Posted on August 8, 2007

Tintin Book Accused Of Colonial Racism

Bruno Waterfield, London Telegraph, August 8, 2007

Belgium’s state prosecutor is investigating the country’s cartoon hero Tintin for racism after a complaint from Congolese student.

Mbutu Mondondo Bienvenu, a political science student at the Université Libre de Bruxelles, has taken legal action claiming Hergé’s controversial Tintin In The Congo “constitutes an insult for all the Congolese”.

“This book should be banned. Belgian school children should not be exposed to this kind of racist commentary,” he said. “It is propaganda for colonialism.”

Tintin: a document of the time

Mr Mondondo Bienvenu is demanding the book be withdrawn from the market and has launched a civil action pressing for symbolic damages of one euro from Tintin’s Belgian publishers Moulinsart.

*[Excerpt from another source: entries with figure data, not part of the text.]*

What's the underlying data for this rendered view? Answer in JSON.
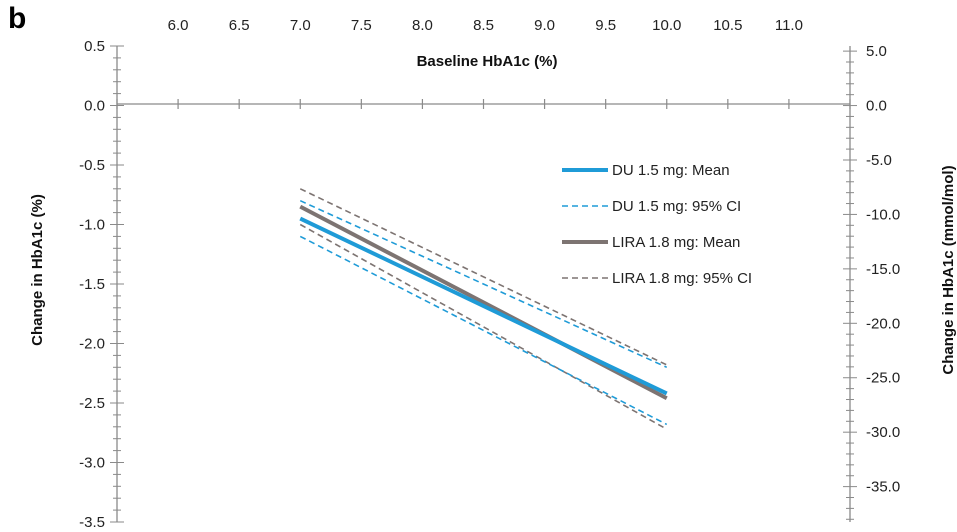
{
  "panel_label": "b",
  "colors": {
    "du": "#1f9bd7",
    "lira": "#7d7472",
    "axis": "#8a8a8a",
    "text": "#222222"
  },
  "chart_data": {
    "type": "line",
    "title": "",
    "xlabel": "Baseline HbA1c (%)",
    "ylabel": "Change in HbA1c (%)",
    "y2label": "Change in HbA1c (mmol/mol)",
    "xlim": [
      5.5,
      11.5
    ],
    "ylim": [
      -3.5,
      0.5
    ],
    "y2lim": [
      -38.25,
      5.47
    ],
    "x_axis_position": "top",
    "x_ticks": [
      "6.0",
      "6.5",
      "7.0",
      "7.5",
      "8.0",
      "8.5",
      "9.0",
      "9.5",
      "10.0",
      "10.5",
      "11.0"
    ],
    "y_ticks": [
      "0.5",
      "0.0",
      "-0.5",
      "-1.0",
      "-1.5",
      "-2.0",
      "-2.5",
      "-3.0",
      "-3.5"
    ],
    "y2_ticks": [
      "5.0",
      "0.0",
      "-5.0",
      "-10.0",
      "-15.0",
      "-20.0",
      "-25.0",
      "-30.0",
      "-35.0"
    ],
    "grid": false,
    "legend_position": "upper-right",
    "series": [
      {
        "name": "DU 1.5 mg: Mean",
        "style": "solid",
        "color": "#1f9bd7",
        "x": [
          7.0,
          10.0
        ],
        "y": [
          -0.95,
          -2.42
        ]
      },
      {
        "name": "DU 1.5 mg: 95% CI",
        "style": "dashed",
        "color": "#1f9bd7",
        "x": [
          7.0,
          10.0
        ],
        "y": [
          -0.8,
          -2.2
        ]
      },
      {
        "name": "",
        "style": "dashed",
        "color": "#1f9bd7",
        "x": [
          7.0,
          10.0
        ],
        "y": [
          -1.1,
          -2.68
        ]
      },
      {
        "name": "LIRA 1.8 mg: Mean",
        "style": "solid",
        "color": "#7d7472",
        "x": [
          7.0,
          10.0
        ],
        "y": [
          -0.85,
          -2.46
        ]
      },
      {
        "name": "LIRA 1.8 mg: 95% CI",
        "style": "dashed",
        "color": "#7d7472",
        "x": [
          7.0,
          10.0
        ],
        "y": [
          -0.7,
          -2.18
        ]
      },
      {
        "name": "",
        "style": "dashed",
        "color": "#7d7472",
        "x": [
          7.0,
          10.0
        ],
        "y": [
          -1.0,
          -2.72
        ]
      }
    ]
  }
}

The Brussels office of the state prosecutor has confirmed that the case is being taken seriously. “It is now necessary to determine if the complaint is admissible, said spokesman Jos Colpin.

The Belgian legal action follows British controversy when British race watchdogs pulled the book from children’s shelves and attacked the Tintin cartoons for making black Africans “look like monkeys and talk like imbeciles”.

Allegations of racism surrounding the Tintin book are deeply sensitive in Belgium, a divided country where the cartoon reporter and his dog Snowy are a rare national symbol and for a nation whose post-colonial guilt over Belgian’s record in the Congo is acute.

The Congo remained a Belgian colony until 1960 and between 1885 and 1908 the country was brutally run as the personal fiefdom of Belgium’s King Leopold II. Between eight to 10 million Congolese are thought to have died in this period.

Moulinsart, Tintin’s publisher, argues that the book “must be seen as a document of the time”. “In his portrayal of the Belgian Congo, the young Hergé reflects the colonial attitudes of the time. He depicted the African people according to the bourgeois, paternalistic stereotypes of the period,” said a statement.

Georges Remi, the Tintin cartoonist who worked under the Hergé pen-name reworked the book in 1946 to remove references to Congo as Belgian colony. Mr Mondondo Bienvenu believes that was the moment he should have “removed all the racist comments”.

Hergé, who died in 1983, later regretted his first two Tintin works, a 1930 work of anti-communist Catholic propaganda and the 1931 Congo book.

“It’s true that Soviets and Congo were youthful sins. I’m not rejecting them. However, if I were to do it again, they would be different,” he said in an interview just before his death.